101 - Cloud Atlas (2012)


Brilliant, challenging, confusing, awesome, exciting, thought-provoking.  Cloud Atlas is one of this year’s best. A masterpiece.

The film plays with the idea that all lives are connected and the action of one can ripple across time like pebbles in water. Love acts as a bridge between lives, and death is only (as one character says) “stepping through one door” to another existence.  Plots and events in one story are mirrored and expanded on in another, so that like an elaborate quilt the story emerges with each new piece.

In the film, we are told that all actions, both bad and good, affect the fabric of the lives we live with others in past, present and future.  I knew beforehand that there were essentially six different stories woven together. Ranging from 1849 to 1936, 1973, 2012, 2144, and “106 winters after the Fall” (2321), the film uses the same often brilliant ensemble actors playing both male and female characters. The stories vary in tone. I was not sure how having six different stories would be explained to the audience. In effect, there was no explanation. The six stories are just told, cutting from one to the other--it assumes the audience is bright enough to figure it out. And we do.

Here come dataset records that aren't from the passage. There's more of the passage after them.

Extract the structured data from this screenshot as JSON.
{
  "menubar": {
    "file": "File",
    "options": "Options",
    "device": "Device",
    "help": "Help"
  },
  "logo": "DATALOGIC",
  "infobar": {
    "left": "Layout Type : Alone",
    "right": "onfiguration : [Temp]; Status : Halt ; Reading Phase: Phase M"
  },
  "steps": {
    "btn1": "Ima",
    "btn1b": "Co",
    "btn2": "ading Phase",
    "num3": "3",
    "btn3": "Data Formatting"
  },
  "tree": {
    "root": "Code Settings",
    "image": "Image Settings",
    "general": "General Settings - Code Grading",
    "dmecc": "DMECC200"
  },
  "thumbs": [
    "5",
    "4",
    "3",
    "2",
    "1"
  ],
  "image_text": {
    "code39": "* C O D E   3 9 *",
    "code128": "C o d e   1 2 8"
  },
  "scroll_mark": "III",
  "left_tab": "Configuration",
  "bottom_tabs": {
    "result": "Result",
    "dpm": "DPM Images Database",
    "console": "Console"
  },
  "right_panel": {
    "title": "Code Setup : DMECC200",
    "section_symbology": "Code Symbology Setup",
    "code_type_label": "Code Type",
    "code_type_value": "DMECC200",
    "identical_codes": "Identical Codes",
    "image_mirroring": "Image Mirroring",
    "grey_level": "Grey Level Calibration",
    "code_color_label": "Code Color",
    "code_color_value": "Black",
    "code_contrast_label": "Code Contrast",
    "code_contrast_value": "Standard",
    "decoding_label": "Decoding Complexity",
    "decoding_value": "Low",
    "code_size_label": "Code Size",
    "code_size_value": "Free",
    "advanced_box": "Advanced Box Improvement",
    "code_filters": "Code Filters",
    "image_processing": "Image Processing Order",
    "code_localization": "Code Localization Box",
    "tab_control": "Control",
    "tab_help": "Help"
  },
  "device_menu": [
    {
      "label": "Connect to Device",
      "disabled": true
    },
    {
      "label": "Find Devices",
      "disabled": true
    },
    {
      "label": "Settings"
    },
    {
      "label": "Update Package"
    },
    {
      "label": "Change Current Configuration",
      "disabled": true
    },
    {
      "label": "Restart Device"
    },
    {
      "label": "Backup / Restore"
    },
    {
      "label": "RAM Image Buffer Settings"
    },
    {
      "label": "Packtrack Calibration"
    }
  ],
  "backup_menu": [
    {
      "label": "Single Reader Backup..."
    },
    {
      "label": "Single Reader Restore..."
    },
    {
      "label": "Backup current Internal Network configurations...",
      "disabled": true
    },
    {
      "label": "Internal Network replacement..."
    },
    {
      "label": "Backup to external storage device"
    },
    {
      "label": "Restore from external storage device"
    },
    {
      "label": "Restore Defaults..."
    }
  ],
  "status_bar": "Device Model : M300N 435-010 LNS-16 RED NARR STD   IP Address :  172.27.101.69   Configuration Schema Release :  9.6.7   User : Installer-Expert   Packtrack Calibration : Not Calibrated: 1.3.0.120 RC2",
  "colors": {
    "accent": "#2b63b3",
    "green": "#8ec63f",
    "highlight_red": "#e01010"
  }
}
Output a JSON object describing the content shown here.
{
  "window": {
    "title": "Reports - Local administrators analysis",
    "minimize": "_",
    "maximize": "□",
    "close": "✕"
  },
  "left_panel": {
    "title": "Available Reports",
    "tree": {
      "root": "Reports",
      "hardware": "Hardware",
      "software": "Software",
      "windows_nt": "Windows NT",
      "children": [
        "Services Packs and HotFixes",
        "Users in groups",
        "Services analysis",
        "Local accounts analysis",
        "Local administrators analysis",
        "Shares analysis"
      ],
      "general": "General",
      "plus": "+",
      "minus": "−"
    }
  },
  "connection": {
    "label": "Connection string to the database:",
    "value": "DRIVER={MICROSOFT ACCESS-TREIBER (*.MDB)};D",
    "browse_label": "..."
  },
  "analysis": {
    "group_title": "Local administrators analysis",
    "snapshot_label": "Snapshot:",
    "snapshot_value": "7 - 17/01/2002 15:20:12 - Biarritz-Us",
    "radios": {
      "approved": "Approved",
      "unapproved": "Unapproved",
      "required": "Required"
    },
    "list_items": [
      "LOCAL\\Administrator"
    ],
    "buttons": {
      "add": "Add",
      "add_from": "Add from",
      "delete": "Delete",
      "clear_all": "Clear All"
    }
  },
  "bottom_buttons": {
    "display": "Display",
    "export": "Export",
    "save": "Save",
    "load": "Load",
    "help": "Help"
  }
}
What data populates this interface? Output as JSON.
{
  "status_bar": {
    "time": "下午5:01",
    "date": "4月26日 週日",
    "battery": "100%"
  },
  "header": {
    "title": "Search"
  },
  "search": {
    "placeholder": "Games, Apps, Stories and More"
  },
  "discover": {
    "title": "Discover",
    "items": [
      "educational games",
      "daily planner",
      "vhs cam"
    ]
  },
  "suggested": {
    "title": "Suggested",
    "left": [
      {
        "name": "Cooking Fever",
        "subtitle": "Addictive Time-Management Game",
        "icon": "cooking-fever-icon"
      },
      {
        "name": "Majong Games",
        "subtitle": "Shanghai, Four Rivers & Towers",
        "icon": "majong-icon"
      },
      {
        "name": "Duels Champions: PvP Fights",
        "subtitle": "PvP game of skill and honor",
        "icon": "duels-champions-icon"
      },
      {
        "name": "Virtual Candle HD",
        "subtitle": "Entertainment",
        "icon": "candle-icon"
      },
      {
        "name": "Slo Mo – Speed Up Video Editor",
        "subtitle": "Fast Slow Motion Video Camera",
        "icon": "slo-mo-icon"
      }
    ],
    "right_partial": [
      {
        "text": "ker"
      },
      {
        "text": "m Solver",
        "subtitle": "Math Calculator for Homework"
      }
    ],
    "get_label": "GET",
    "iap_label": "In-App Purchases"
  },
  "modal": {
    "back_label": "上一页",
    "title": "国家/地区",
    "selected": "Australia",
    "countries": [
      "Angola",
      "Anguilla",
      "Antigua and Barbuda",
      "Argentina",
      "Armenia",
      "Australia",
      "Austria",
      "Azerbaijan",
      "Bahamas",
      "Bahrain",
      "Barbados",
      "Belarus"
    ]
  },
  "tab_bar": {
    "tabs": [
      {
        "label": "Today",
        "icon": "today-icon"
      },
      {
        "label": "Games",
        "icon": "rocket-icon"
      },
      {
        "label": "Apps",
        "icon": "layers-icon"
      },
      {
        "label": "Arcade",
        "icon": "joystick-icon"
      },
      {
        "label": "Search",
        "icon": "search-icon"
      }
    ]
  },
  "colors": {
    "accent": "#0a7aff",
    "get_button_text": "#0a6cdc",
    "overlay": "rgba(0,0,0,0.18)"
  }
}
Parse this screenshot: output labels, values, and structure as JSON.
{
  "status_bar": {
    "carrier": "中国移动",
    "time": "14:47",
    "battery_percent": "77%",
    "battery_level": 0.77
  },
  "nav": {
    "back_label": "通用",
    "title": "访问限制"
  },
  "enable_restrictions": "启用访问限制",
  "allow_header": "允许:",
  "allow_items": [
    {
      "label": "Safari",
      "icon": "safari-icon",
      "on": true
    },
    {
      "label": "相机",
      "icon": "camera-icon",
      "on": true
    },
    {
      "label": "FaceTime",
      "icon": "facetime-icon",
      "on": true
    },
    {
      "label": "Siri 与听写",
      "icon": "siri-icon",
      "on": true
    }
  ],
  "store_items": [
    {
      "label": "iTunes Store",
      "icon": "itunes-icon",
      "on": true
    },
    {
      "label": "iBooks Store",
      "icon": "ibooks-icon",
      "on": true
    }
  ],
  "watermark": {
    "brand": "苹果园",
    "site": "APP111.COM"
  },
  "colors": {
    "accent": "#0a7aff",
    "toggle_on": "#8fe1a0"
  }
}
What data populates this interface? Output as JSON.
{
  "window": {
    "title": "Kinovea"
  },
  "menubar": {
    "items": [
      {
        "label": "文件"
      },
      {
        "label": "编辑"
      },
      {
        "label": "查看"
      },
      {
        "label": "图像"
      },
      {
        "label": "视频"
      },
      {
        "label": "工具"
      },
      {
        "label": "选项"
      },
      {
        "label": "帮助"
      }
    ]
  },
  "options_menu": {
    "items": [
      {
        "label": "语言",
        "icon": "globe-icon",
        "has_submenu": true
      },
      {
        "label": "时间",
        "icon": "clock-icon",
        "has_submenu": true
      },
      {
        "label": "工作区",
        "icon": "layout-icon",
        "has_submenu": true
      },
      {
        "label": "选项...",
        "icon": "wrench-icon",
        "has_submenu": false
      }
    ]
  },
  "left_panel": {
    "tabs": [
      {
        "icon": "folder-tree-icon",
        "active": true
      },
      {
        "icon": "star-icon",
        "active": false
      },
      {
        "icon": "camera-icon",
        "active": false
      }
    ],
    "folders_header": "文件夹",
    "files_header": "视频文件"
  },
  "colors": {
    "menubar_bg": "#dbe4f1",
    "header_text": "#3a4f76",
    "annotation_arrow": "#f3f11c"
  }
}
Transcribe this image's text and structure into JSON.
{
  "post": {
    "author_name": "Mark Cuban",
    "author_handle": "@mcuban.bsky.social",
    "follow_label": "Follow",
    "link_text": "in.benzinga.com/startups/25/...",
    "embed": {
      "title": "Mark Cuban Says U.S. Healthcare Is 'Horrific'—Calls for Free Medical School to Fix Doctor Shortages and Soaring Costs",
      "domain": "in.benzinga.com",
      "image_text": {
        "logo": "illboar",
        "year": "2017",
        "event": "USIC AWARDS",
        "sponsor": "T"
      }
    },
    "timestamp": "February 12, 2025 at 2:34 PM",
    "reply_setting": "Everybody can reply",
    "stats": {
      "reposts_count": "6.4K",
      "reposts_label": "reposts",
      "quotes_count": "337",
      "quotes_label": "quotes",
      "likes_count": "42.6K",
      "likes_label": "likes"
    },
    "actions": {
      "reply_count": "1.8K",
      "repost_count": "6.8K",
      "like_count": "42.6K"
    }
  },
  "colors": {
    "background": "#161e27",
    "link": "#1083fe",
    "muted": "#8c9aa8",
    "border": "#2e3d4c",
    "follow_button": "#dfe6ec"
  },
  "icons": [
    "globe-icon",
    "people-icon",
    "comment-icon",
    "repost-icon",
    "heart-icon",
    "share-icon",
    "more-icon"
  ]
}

For me the most touching and powerful is the one which takes place in Neo Seoul. Bae Donna as Sonmi-451, a stunningly beautiful server/slave, learns from Jim Sturgess as Hae-Joo Chang the power of love. She learns that the actions of one individual can change  the history of the world. Sonmi-451’s message is mirrored in the poignant male-male love story of Robert Frobisher (Ben Whishaw) and Rufus Sixsmith (James D’Arcy) as two men stay connected in spite of separation.

Tom Hanks’ characters move from a killer intent only on stealing another’s gold to a non-committed family man who learns to protect all he cherishes.

With truly outstanding make-up, characters often play against their type and women play men, men play women, African-Americans and Asians play Caucasions. It becomes a surprise at the end to see the extensive variety of roles the lead actors play.

This is one of the few films I can think of that makes me want to study the script (by Lana Wachowski, Tom Tykwer, and Andy Wachowski), then read  David Mitchell’s novel of the same name, and finally see the film again. I know already that I will see this film more than once, just as I have seen the Wachowski’s The Matrix several times.

I laughed, I cried, I felt exhilarated, and then I joined the other moviegoers in applauding both before the credits and after. As I stood up to leave, I looked at the man at the end of my row who looked at me, smiled and echoed my thoughts with one word, “Brilliant.”

The musical score by Tom Tykwer, Johnny Klimek and Reinhold Heil becomes an experience unto itself.

See this before it leaves the big screen.